27 février 2011

Révoltes, effet papillon et Marketing de l'imprévisible

effet papillon.jpgLes révoltes populaires actuellement en cours dans les pays arabes nous rappellent que les réactions humaines, tout comme l'avenir, demeureront toujours imprévisibles. Quasiment personne n'avait prévu la crise économique mondiale qui a éclaté il y a un peu plus de deux ans, et à part l'hypothèse d'une révolte possible de la faim dans les pays du Sud, personne n'aurait pû imaginer non plus que la révolte déclenchée par l'augmentation du prix du pain en Tunisie allait se propager auprès de jeunes diplômés condamnés au chômage, puis à l'ensemble de la population, en se diffusant ensuite dans les pays voisins - au point de balayer finalement des dictatures et des régimes autoritaires installés depuis plus de 30 ans. Et ce n'est probablement pas fini! Merveilleux exemple de l'imprévisibilité de la liberté humaine et de l'effet papillon, qui à partir d'un battement d'aile à priori insignifiant, peut perturber l'environnement, créer une onde invisible qui déclenchera plus tard des événements majeurs et inattendus.

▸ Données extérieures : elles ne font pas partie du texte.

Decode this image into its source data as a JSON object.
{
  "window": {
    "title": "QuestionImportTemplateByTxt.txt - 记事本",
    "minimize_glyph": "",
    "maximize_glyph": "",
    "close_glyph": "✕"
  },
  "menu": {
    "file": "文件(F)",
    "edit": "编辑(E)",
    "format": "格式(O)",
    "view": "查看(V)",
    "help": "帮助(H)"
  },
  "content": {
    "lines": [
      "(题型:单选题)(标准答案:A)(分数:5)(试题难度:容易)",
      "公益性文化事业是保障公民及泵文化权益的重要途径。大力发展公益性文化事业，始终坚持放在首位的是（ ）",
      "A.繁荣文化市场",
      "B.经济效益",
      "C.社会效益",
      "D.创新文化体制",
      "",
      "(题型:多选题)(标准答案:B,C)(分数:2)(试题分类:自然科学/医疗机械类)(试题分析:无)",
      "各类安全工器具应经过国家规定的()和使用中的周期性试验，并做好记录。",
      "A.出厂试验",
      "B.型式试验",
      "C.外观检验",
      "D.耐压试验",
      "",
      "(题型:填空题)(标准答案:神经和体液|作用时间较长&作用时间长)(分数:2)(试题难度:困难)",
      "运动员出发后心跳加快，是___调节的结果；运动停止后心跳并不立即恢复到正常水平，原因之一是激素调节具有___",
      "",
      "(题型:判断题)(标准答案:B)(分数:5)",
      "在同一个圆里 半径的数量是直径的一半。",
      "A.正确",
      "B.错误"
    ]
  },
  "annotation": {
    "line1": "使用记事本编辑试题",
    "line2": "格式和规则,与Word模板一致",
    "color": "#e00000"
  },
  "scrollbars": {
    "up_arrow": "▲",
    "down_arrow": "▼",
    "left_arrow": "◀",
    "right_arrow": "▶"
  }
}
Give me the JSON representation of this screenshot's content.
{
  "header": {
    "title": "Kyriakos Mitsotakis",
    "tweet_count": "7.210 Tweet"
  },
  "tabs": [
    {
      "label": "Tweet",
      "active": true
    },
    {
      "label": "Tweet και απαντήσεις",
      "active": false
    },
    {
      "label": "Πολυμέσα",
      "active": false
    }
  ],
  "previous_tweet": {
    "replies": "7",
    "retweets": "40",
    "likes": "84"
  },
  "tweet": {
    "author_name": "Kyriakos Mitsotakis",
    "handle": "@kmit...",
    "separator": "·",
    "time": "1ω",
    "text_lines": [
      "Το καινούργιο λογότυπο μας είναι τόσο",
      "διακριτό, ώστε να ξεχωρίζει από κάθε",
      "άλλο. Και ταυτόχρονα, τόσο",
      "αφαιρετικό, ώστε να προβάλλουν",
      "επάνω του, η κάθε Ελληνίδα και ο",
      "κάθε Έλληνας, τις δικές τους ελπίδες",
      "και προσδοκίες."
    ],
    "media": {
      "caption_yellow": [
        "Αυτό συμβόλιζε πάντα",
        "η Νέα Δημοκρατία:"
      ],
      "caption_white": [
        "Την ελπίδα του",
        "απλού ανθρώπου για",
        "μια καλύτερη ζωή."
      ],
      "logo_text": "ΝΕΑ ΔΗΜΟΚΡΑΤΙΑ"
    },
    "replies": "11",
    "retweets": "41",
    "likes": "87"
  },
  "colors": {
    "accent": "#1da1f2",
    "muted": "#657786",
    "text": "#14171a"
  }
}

Une leçon qu'il est peut-être temps d'intégrer dans notre vision du Marketing et des études, parfois conçus de manière trop prédictive comme une manière sûre d'anticiper et de prévoir les réactions du consommateur. Or, les études ne peuvent jamais avoir ce rôle prédictif, sans intégrer un facteur d'imprévisibilité et d'incertitude. Souvenons-nous du nombre de sondages politiques finalement  démentis par les urnes, des nouveaux produits supposément promis à un brillant succès puis aussi rapidement retirés du marché, et des innovation qui à l'inverse ont fini par s'imposer sur des cibles et des usages non prévus à l'avance.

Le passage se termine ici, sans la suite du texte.